Les derniers en date ont été enregistrés, début juillet, dans la wilaya de M’sila où des concitoyennes taxées de “mauvaises mœurs” ont subi des “actes de barbarie” perpétrés par des “hommes”. La propagation alarmante de ce phénomène ne laisse pas indifférent le mouvement associatif féministe.
S’indignant du mal que subissent de nombreuses Algériennes “livrées à elles-mêmes”, Mme Dalila Djerbal, membre fondateur de l’Observatoire des violences contre les femmes (Ovif) décrie l’“absence de l’État” devant cette situation inquiétante. Lors d’une conférence de presse conjointement animée avec la présidente de l’association Djazaïrouna, Mme Chérifa Khedar, hier à la maison de la presse Tahar-Djaout, la représente de l’Ovif est, en effet, montée au créneau pour dire basta aux actes de violence contre les femmes, tout en dénonçant, l’“impunité” des agresseurs par les institutions compétentes.

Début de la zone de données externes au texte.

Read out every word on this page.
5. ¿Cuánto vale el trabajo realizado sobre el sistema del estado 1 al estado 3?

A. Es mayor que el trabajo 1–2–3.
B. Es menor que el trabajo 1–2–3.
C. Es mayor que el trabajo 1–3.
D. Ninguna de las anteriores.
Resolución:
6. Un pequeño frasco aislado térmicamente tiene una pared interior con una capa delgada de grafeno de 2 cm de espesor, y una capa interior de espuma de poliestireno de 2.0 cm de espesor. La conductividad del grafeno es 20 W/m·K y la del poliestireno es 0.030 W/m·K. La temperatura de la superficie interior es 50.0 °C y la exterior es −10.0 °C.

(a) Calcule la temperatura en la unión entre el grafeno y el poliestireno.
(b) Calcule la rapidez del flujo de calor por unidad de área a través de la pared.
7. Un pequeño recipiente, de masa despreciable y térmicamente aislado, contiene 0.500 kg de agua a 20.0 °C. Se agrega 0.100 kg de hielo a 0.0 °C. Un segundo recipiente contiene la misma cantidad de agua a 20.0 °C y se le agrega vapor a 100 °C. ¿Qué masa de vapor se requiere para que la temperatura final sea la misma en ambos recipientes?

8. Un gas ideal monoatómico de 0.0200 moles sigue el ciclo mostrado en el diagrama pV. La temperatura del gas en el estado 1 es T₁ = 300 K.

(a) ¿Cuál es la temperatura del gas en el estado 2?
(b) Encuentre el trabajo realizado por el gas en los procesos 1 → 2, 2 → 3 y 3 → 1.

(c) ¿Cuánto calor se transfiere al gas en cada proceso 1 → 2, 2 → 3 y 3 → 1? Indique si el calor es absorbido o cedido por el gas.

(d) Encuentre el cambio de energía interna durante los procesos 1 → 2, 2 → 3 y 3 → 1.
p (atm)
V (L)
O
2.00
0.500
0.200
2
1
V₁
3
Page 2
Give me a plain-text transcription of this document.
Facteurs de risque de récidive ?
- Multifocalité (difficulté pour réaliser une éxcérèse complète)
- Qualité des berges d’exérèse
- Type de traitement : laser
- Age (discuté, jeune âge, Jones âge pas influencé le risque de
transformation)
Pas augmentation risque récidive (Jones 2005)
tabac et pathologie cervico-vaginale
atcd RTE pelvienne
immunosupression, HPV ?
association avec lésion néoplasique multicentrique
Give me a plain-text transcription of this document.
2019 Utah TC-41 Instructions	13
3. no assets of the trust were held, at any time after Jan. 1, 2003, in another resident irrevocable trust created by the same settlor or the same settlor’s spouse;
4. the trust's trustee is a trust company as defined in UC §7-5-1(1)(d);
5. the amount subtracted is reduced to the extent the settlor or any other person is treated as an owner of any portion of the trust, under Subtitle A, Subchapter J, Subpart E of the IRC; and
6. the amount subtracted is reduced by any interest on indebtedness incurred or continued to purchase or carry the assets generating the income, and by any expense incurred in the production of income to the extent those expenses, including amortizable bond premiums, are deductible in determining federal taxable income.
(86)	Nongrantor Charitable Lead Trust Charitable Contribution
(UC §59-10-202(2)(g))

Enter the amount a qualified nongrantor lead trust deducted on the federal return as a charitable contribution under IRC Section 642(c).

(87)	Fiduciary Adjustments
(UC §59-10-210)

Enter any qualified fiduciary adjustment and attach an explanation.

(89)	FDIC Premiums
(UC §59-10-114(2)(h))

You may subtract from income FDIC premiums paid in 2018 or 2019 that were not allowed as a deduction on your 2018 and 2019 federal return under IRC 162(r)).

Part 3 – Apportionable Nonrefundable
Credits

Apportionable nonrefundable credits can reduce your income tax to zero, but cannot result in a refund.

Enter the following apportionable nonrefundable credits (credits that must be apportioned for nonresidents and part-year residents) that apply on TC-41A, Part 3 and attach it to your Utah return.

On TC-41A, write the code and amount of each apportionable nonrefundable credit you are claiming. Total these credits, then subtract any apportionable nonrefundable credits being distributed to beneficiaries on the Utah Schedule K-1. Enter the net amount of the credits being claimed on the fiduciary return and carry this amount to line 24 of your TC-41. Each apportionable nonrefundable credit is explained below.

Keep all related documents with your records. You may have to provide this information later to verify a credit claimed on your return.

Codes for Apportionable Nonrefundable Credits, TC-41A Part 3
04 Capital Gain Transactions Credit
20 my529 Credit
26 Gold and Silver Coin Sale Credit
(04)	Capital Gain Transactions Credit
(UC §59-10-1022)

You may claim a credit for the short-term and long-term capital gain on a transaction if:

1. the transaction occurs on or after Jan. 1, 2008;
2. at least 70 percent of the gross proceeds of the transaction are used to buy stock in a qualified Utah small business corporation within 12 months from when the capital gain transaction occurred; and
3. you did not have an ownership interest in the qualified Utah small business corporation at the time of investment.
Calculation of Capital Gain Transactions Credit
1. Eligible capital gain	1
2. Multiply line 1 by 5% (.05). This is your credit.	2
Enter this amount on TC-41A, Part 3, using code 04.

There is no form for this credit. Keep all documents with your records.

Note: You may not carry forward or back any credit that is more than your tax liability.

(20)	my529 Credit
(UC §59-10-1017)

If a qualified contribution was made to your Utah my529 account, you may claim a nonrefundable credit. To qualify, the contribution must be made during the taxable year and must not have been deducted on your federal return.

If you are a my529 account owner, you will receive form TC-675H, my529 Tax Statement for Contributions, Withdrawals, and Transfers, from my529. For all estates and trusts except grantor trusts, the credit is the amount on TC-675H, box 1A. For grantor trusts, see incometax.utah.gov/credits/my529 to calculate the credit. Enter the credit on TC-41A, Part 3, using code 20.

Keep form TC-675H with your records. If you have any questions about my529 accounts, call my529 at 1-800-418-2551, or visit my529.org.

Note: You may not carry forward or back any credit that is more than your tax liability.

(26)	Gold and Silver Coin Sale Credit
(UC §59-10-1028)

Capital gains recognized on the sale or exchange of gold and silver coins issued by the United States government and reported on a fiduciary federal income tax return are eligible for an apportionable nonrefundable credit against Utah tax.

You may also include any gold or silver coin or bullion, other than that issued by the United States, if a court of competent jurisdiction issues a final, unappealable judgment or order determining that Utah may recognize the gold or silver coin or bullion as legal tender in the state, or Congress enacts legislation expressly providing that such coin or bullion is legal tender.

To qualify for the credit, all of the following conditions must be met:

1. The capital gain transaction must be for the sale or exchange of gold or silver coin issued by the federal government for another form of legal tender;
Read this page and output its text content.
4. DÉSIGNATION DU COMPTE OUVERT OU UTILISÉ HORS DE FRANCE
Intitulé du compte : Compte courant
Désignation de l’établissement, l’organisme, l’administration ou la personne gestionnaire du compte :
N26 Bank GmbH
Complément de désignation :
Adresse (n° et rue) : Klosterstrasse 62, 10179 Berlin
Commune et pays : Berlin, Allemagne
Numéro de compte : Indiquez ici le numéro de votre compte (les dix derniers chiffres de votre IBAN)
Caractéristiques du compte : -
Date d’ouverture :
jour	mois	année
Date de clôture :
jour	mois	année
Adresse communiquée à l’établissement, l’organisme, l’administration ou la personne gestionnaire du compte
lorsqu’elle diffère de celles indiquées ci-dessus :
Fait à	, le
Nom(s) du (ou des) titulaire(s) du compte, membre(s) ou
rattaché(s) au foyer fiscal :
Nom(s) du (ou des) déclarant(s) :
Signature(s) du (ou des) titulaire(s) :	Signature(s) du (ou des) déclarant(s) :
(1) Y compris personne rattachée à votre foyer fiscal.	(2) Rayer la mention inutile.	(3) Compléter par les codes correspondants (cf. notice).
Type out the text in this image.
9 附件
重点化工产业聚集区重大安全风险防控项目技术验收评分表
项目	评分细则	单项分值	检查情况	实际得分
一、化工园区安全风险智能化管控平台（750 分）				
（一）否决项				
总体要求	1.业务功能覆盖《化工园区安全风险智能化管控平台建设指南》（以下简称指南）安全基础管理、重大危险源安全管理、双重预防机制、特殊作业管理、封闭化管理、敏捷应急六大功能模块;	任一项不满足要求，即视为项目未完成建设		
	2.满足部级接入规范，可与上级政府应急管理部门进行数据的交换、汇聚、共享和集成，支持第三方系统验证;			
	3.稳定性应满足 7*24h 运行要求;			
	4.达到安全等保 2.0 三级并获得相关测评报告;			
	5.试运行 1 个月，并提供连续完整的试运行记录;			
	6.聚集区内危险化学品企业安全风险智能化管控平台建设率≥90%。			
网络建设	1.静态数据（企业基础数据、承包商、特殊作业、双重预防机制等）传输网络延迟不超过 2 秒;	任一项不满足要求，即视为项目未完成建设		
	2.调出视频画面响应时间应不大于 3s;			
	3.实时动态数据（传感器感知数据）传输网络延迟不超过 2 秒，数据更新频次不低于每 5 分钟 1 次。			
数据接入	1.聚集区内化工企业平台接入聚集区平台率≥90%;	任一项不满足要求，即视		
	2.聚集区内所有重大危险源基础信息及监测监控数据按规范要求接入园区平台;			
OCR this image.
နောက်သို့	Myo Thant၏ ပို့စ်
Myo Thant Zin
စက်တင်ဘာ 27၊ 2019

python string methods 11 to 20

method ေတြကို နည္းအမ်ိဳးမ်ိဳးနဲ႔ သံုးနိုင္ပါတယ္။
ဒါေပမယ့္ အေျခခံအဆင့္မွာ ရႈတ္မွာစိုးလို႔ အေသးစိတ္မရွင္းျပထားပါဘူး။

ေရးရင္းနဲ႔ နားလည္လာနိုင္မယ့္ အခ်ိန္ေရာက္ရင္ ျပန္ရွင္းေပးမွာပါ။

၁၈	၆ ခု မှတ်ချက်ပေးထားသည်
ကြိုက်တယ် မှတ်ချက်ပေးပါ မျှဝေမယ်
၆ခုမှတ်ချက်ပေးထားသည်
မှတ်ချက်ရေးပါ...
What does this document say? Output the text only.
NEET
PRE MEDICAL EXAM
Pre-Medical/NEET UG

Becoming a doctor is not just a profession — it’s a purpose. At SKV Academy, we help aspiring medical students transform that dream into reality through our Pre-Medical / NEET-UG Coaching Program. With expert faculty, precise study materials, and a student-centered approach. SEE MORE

Mme Djerbal constate avec amertume la “non-application” des lois dictées par nombre de conventions ratifiées par l’Algérie, notamment celle des Nations unies 1949 portant sur “la préservation de la dignité et la valeur de la personne humaine”. Cette impunité conjuguée à la précarité sociale dont vivotent plusieurs familles algériennes, explique Mme Djerbal, fait que le phénomène de la prostitution s’érige en un véritable “système”. Ce “système de prostitution”, dit-elle, qui profite en premier lieu aux mâles en tant que “consommateurs”, et qui “alimente en milliards des réseaux mafieux”.
En revanche, la prostitution détruit ses victimes, les femmes et les enfants. “C’est la loi de la jungle !”, regrette Mme Djerbal.
“Le système de prostitution normalise la domination” (Lire la suite…)
Aéroport international d’Alger: Débarquement massif des mendiants !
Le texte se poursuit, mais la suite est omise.